One of my concerns with the public launch of Wolfram Alpha later this month is withstanding the crushing load the Internet can impose. But Wolfram Research revealed Tuesday it's building the service on the world's 66th-fastest supercomputer.
The machine, built out of Dell hardware by a company called R Systems, can sustain performance of 39.6 trillion mathematical operations per second, according to the November 2008 list of the top 500 supercomputers. That muscle will come in handy for Alpha, which I think of as a combination of a graphing calculator, search engine, and reference library that not only supplies some answers to factual, data-intensive questions but also does math in the process.

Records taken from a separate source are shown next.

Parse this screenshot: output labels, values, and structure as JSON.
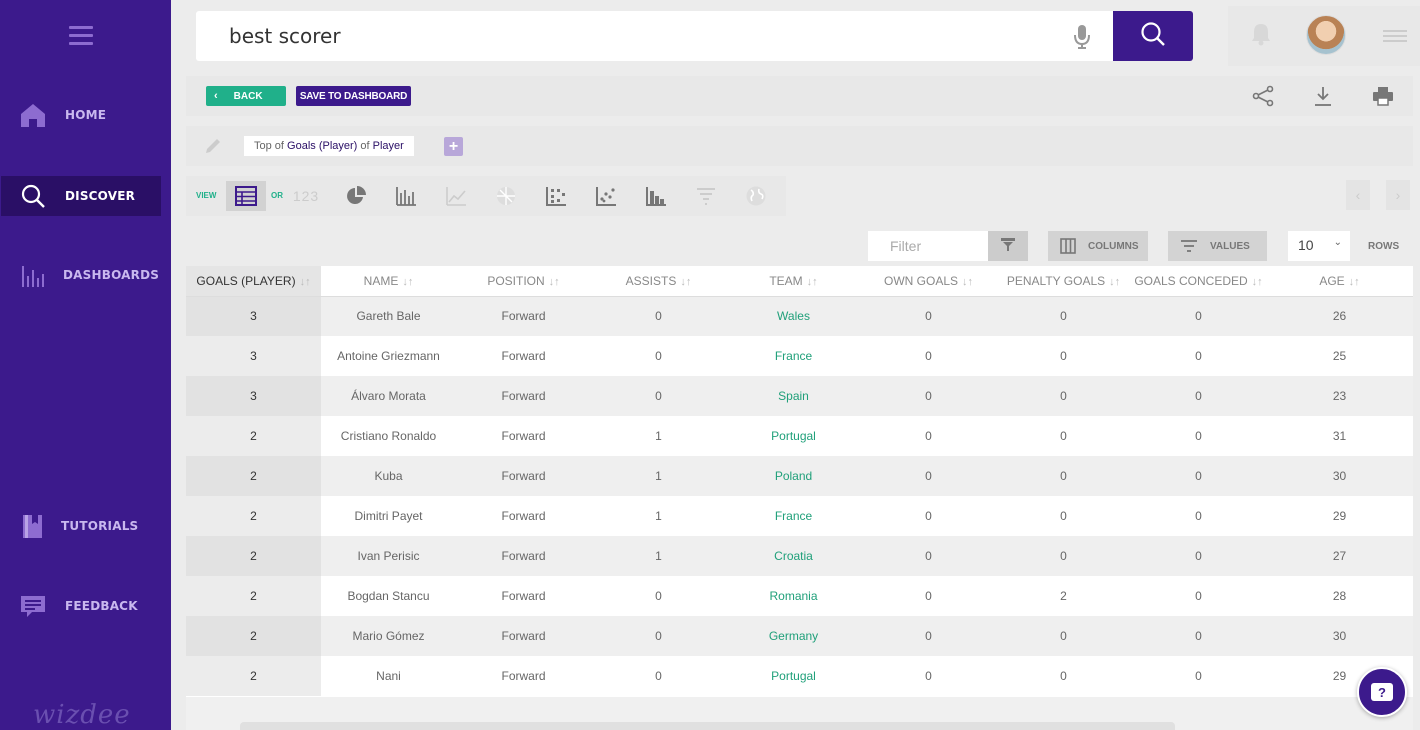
{
  "sidebar": {
    "items": [
      {
        "label": "HOME",
        "icon": "home-icon"
      },
      {
        "label": "DISCOVER",
        "icon": "search-icon"
      },
      {
        "label": "DASHBOARDS",
        "icon": "bar-chart-icon"
      },
      {
        "label": "TUTORIALS",
        "icon": "book-icon"
      },
      {
        "label": "FEEDBACK",
        "icon": "feedback-icon"
      }
    ],
    "logo": "wizdee"
  },
  "search": {
    "query": "best scorer"
  },
  "toolbar": {
    "back_label": "BACK",
    "save_label": "SAVE TO DASHBOARD"
  },
  "query": {
    "prefix": "Top of",
    "measure": "Goals (Player)",
    "mid": "of",
    "dimension": "Player"
  },
  "viewbar": {
    "view_label": "VIEW",
    "or_label": "OR",
    "number_label": "123"
  },
  "controls": {
    "filter_placeholder": "Filter",
    "columns_label": "COLUMNS",
    "values_label": "VALUES",
    "rows_value": "10",
    "rows_label": "ROWS"
  },
  "table": {
    "headers": [
      "GOALS (PLAYER)",
      "NAME",
      "POSITION",
      "ASSISTS",
      "TEAM",
      "OWN GOALS",
      "PENALTY GOALS",
      "GOALS CONCEDED",
      "AGE"
    ],
    "rows": [
      [
        "3",
        "Gareth Bale",
        "Forward",
        "0",
        "Wales",
        "0",
        "0",
        "0",
        "26"
      ],
      [
        "3",
        "Antoine Griezmann",
        "Forward",
        "0",
        "France",
        "0",
        "0",
        "0",
        "25"
      ],
      [
        "3",
        "Álvaro Morata",
        "Forward",
        "0",
        "Spain",
        "0",
        "0",
        "0",
        "23"
      ],
      [
        "2",
        "Cristiano Ronaldo",
        "Forward",
        "1",
        "Portugal",
        "0",
        "0",
        "0",
        "31"
      ],
      [
        "2",
        "Kuba",
        "Forward",
        "1",
        "Poland",
        "0",
        "0",
        "0",
        "30"
      ],
      [
        "2",
        "Dimitri Payet",
        "Forward",
        "1",
        "France",
        "0",
        "0",
        "0",
        "29"
      ],
      [
        "2",
        "Ivan Perisic",
        "Forward",
        "1",
        "Croatia",
        "0",
        "0",
        "0",
        "27"
      ],
      [
        "2",
        "Bogdan Stancu",
        "Forward",
        "0",
        "Romania",
        "0",
        "2",
        "0",
        "28"
      ],
      [
        "2",
        "Mario Gómez",
        "Forward",
        "0",
        "Germany",
        "0",
        "0",
        "0",
        "30"
      ],
      [
        "2",
        "Nani",
        "Forward",
        "0",
        "Portugal",
        "0",
        "0",
        "0",
        "29"
      ]
    ]
  },
  "help": {
    "label": "?"
  },
  "colors": {
    "brand": "#3c1a8c",
    "accent": "#20b08a"
  }
}
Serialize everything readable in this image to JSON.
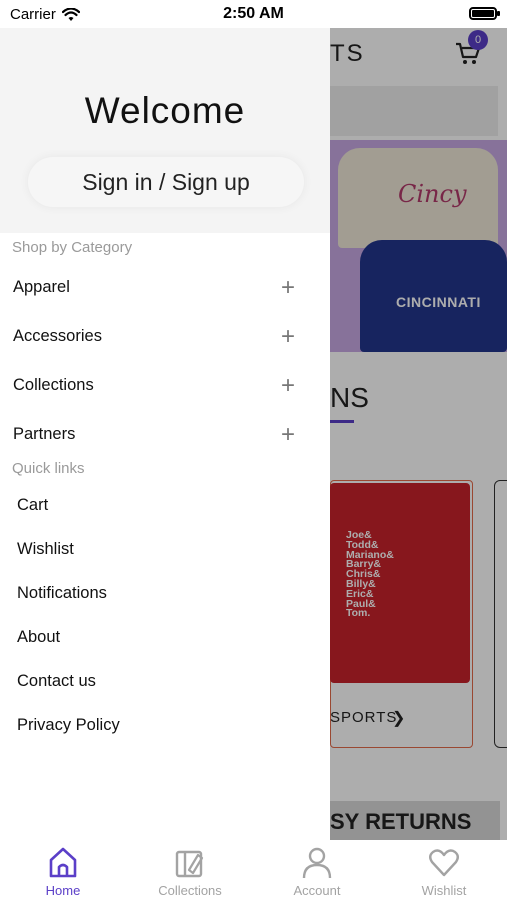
{
  "status_bar": {
    "carrier": "Carrier",
    "time": "2:50 AM"
  },
  "background": {
    "title_fragment": "TS",
    "cart_count": "0",
    "banner_shirt_1": "Cincy",
    "banner_shirt_2": "CINCINNATI",
    "section_heading_fragment": "NS",
    "product_shirt_text": "Joe&\nTodd&\nMariano&\nBarry&\nChris&\nBilly&\nEric&\nPaul&\nTom.",
    "product_category_fragment": "SPORTS",
    "returns_fragment": "SY RETURNS"
  },
  "drawer": {
    "welcome": "Welcome",
    "sign_in_label": "Sign in / Sign up",
    "shop_by_category_label": "Shop by Category",
    "categories": [
      {
        "label": "Apparel"
      },
      {
        "label": "Accessories"
      },
      {
        "label": "Collections"
      },
      {
        "label": "Partners"
      }
    ],
    "quick_links_label": "Quick links",
    "quick_links": [
      {
        "label": "Cart"
      },
      {
        "label": "Wishlist"
      },
      {
        "label": "Notifications"
      },
      {
        "label": "About"
      },
      {
        "label": "Contact us"
      },
      {
        "label": "Privacy Policy"
      }
    ]
  },
  "tabbar": {
    "active_color": "#5b3fc8",
    "inactive_color": "#a3a3a3",
    "tabs": [
      {
        "label": "Home",
        "icon": "home-icon"
      },
      {
        "label": "Collections",
        "icon": "collections-icon"
      },
      {
        "label": "Account",
        "icon": "account-icon"
      },
      {
        "label": "Wishlist",
        "icon": "heart-icon"
      }
    ]
  }
}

"There is no way to know exactly how much traffic to expect, especially during the initial period immediately following our launch, but we're working hard to put reasonable capacity in place. Will we have enough computing power to provide computable knowledge for everyone who visits? We hope so," Wolfram Research said on its Wolfram Alpha blog Tuesday
The system, called R Smarr, has 4,608 processor cores using 576 quad-core "Harpertown" Xeon machines, 65,536GB of memory, and high-speed InfiniBand data-transfer connections, according to the Top500 site and a Dell case study on the system (PDF). It also uses both the Red Hat Enterprise Linux and Microsoft Windows HPC Server operating systems, according to the Dell paper.
Alpha requests will be served from five co-location facilities, Wolfram Research said. There actually are two supercomputers in the project, with nearly 10,000 processor cores total and hundreds of terabytes of hard drives.

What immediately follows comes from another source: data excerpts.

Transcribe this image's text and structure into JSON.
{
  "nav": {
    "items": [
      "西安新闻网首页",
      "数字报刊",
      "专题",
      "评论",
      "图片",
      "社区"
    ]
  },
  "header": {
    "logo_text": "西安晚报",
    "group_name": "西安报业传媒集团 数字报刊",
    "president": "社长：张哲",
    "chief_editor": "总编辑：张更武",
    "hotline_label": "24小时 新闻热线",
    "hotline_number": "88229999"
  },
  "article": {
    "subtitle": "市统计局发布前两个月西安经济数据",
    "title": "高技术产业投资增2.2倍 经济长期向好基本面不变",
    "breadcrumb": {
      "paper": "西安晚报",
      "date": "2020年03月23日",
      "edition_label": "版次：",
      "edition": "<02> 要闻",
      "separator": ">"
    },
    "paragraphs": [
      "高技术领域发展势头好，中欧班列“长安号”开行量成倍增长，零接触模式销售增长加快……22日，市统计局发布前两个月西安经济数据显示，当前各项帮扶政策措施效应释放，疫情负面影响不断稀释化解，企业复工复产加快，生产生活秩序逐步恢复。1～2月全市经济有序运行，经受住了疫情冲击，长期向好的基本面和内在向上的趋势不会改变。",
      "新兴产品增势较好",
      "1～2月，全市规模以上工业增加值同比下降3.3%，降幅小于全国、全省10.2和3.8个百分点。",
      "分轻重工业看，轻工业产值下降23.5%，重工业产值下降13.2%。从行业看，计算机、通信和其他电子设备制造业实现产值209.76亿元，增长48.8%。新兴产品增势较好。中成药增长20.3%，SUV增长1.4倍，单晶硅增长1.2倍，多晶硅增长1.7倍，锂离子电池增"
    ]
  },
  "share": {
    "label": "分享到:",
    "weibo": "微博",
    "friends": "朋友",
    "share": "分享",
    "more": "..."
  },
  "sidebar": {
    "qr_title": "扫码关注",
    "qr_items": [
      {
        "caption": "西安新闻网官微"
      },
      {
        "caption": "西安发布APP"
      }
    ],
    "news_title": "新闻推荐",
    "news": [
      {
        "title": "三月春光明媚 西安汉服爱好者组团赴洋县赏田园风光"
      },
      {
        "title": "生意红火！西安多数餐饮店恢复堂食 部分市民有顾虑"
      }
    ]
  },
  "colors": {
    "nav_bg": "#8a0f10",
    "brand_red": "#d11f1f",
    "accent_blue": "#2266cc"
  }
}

R Smarr doesn't use ordinary Dell servers. Instead, custom-made machines were ordered through Dell's Data Center Solutions division. "We evaluated the standard Dell PowerEdge servers, but at the time, those systems did not offer a server board that could deliver the high memory bandwidth necessary for our client," said Brian Kucic, R Systems' vice president of business development, in the Dell paper. Kucic.

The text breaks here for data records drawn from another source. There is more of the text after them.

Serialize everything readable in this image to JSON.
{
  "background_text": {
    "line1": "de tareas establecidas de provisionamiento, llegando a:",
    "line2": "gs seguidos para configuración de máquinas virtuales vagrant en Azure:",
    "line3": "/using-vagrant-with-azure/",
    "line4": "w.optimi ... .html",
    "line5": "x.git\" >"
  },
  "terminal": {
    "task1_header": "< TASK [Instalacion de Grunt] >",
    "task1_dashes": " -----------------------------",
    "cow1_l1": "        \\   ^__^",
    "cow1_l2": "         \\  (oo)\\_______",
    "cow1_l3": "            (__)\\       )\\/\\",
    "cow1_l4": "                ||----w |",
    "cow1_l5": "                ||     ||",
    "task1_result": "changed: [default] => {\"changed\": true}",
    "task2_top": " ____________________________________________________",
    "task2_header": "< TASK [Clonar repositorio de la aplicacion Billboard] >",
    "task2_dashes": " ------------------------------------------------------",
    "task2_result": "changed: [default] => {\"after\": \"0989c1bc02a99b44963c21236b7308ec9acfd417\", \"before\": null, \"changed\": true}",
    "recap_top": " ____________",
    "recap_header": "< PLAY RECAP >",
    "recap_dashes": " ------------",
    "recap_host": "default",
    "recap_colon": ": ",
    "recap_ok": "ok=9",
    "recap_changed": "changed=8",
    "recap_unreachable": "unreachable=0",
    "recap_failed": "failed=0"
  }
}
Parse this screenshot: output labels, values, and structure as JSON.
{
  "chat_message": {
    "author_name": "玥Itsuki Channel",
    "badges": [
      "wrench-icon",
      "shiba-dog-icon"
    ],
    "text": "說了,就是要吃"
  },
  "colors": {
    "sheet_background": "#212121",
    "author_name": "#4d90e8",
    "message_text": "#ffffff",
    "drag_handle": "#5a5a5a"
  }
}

Some of what goes on behind the Alpha covers is use of Wolfram Research's Mathematica software, which can perform a wide variety of mathematical and graphical operations. A massive number-crunching utility freely available over the Web sounds like a recipe for disaster, but in my tour of a preview version of Wolfram Alpha, I encountered a timeout limit of about 5 seconds in searching all occurrences of a particular sequence in the human genome, so it looks to me like Wolfram has the ability to throttle usage.